In their October 2018 publication on ‘Securing cyber resilience in health and care: a progress update’, the Department of Health and Social Care estimated the cost of WannaCry to the NHS as £92 million.
The DHSC used a variety of factors (average number of NHS trusts involved) and categories (direct and resource) to estimate the financial impact on the NHS but this does not include a consideration of other organisations outside of the health and care who were also impacted.
The DHSC report is available here.
David Lidington, Minister of State for Cabinet Office, said:
“Since the 2017 WannaCry cyber incident, a number of steps have been taken to sharpen incident response plans across the NHS, providing new and mandatory training on cyber security to all NHS personnel and increasing investment in local infrastructure to develop a more robust cyber security posture.”
The DHSC say in the report that they have:
• increased our investment in securing local infrastructure in 2017/18 to over £60 million;
• signed a Windows 10 licensing agreement with Microsoft which will allow local NHS organisations to save money, reduce potential vulnerabilities and increase cyber resilience;
• agreed £150 million of investment over the next three years;
• procured a new Cyber Security Operations Centre boosting the national capability to prevent, detect and respond to cyber attacks;
• launched the Data Security and Protection Toolkit;
• agreed our plans to implement the recommendations of the Chief Information Officer for Health and Care’s review of the May 2017 WannaCry attack;
• Supported 25 local NHS organisations to improve their cyber resilience via the NHS Digital “Blue Teams” pilot.
Note no figures for the Microsoft deal.
I remember this and as somebody who takes computer security very seriously. I am surprised this little snippet wasn’t mentioned in the above article:
NHS ‘could have prevented’ WannaCry ransomware attack
NHS trusts were left vulnerable in a major ransomware attack in May because cyber-security recommendations were not followed, a government report has said…..The report said NHS trusts had not acted on critical alerts from NHS Digital and a warning from the Department of Health and the Cabinet Office in 2014 to patch or migrate away from vulnerable older software.
https://www.bbc.co.uk/news/technology-41753022
The British penchant of pound foolish, penny shy strikes again.
Yes but they got away with it for about 4 years and when you are talking the scale of the NHS I suspect the cost of the full implementation of all measures suggested in 2014 probably cost way more than 94million. Look the shopping list of increases security cyber security in the article and your talking over a 100million a year extra. To put it in context thats 25 thousand knee and hip replacements. The nhs always has to look at any none healthcare spend very carefully as we don’t actually pay for the demand out there so any money not spent on interventions is people suffering. It makes budget setting more a game of ethical balance than any other setting. If I get a new work PC I know I’m costing a new hip… makes you think very hard about maybe getting away with an older less secure bit of kit, not an excuse simple reality of nhs budgets.
If you want to kill innocent people without firing a shot, here is a good example.
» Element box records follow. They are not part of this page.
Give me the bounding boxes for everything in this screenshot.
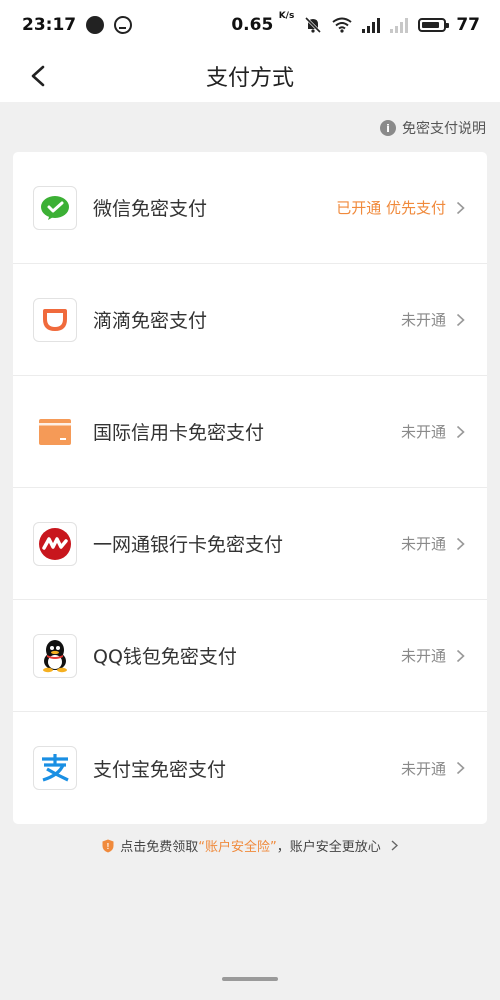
payment-row-qq-wallet[interactable]: QQ钱包免密支付 未开通 <box>13 600 487 712</box>
payment-row-label: 国际信用卡免密支付 <box>93 422 265 444</box>
app-notification-icon <box>114 16 133 34</box>
chevron-right-icon <box>391 840 398 851</box>
help-link-label: 免密支付说明 <box>402 121 486 137</box>
status-time: 23:17 <box>22 15 77 35</box>
qq-icon <box>33 633 77 678</box>
status-right: 0.65 K/s 77 <box>231 11 480 35</box>
mute-bell-icon <box>305 16 322 34</box>
credit-card-icon <box>33 409 77 454</box>
header: 支付方式 <box>0 50 500 102</box>
payment-row-status: 已开通 优先支付 <box>336 199 446 217</box>
help-link[interactable]: i 免密支付说明 <box>380 118 486 138</box>
payment-row-label: 滴滴免密支付 <box>93 310 208 332</box>
promo-text: 点击免费领取“账户安全险”，账户安全更放心 <box>120 840 381 855</box>
cell-signal-icon <box>362 17 381 33</box>
payment-row-status: 未开通 <box>400 647 446 665</box>
payment-row-label: QQ钱包免密支付 <box>93 646 237 668</box>
didi-icon <box>33 297 77 342</box>
info-icon: i <box>380 120 396 136</box>
payment-row-credit-card[interactable]: 国际信用卡免密支付 未开通 <box>13 376 487 488</box>
shield-icon: ! <box>102 839 114 852</box>
net-speed: 0.65 K/s <box>231 11 295 35</box>
page-title: 支付方式 <box>205 66 294 91</box>
chevron-right-icon <box>456 201 465 214</box>
payment-row-alipay[interactable]: 支付宝免密支付 未开通 <box>13 712 487 824</box>
chevron-right-icon <box>456 649 465 662</box>
svg-text:!: ! <box>107 842 110 851</box>
payment-row-status: 未开通 <box>400 423 446 441</box>
cmb-icon <box>33 521 77 566</box>
chevron-right-icon <box>456 313 465 326</box>
chevron-right-icon <box>456 425 465 438</box>
wifi-icon <box>332 17 352 33</box>
payment-row-wechat[interactable]: 微信免密支付 已开通 优先支付 <box>13 152 487 264</box>
payment-row-label: 微信免密支付 <box>93 198 208 220</box>
status-left: 23:17 <box>22 15 133 35</box>
alipay-icon <box>33 746 77 790</box>
chevron-right-icon <box>456 761 465 775</box>
home-indicator[interactable] <box>222 977 278 981</box>
security-insurance-promo[interactable]: ! 点击免费领取“账户安全险”，账户安全更放心 <box>0 836 500 855</box>
payment-row-cmb[interactable]: 一网通银行卡免密支付 未开通 <box>13 488 487 600</box>
cell-signal-2-icon <box>390 17 409 33</box>
chevron-right-icon <box>456 537 465 550</box>
payment-row-status: 未开通 <box>400 759 446 778</box>
payment-row-status: 未开通 <box>400 535 446 553</box>
chat-notification-icon <box>86 16 105 34</box>
status-bar: 23:17 0.65 K/s 77 <box>0 0 500 50</box>
payment-row-label: 支付宝免密支付 <box>93 758 227 781</box>
battery-level: 77 <box>456 15 480 35</box>
payment-row-status: 未开通 <box>400 311 446 329</box>
payment-row-didi[interactable]: 滴滴免密支付 未开通 <box>13 264 487 376</box>
promo-highlight: “账户安全险” <box>198 840 277 855</box>
wechat-icon <box>33 185 77 230</box>
payment-method-list: 微信免密支付 已开通 优先支付 滴滴免密支付 未开通 国际信用卡免密支付 未开通… <box>13 152 487 824</box>
payment-row-label: 一网通银行卡免密支付 <box>93 534 284 556</box>
battery-icon <box>418 18 450 32</box>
In plain language, this is a new weapon and someone is using it very intelligently? We must now place these attacks under the military umbrella and treat such actions as hostile. If this activity goes unchecked these devices could have a dramatic effect on all our lives.
The NHS one isn’t a good example because it wasn’t a targeted attack against the NHS. The last I heard the conclusion of the investigation was that it it was criminal elements trying to scam anyone they could and the scam spread far more widely than they had expected, ironically to their detriment because the huge media profile and government interest meant that things got so hot that they didn’t dare access the accounts set up to receive ransom payments. Renault, DeutcheBahn, Telefonica, FedEx US & the Russian Ministry of the Interior were other high profile victims of the same attack.
In general though I agree with you, potent weapons that could not only be used for life-threatening attacks but also general civil disruption e.g. disrupting power grids or even hacking a national tax authority to trigger a load of unauthorised tax refunds direct to tax payer accounts which would give whatever government was targeted an absolute nightmare getting the money back and balancing the books.
By the way, the NHS “weapon” was so effective and spread so quickly because of CIA-developed code (or maybe NSA developed & shared with them). Wikileaks published it and criminals can now use it. Thanks a bunch Wikileaks.
https://www.wsj.com/articles/its-official-north-korea-is-behind-wannacry-1513642537
North Korea most probably
My granddaughter works for NHS and she said no one in her office of 20 plus had a clue or even what to do.
this incident was significantly different, as the infection spread using CIA tools.
typically just turn it off, wait for IT. Or if home turn off and boot into safe mode, get a antivirus recovery disk, and hope that you backed up all your valued items.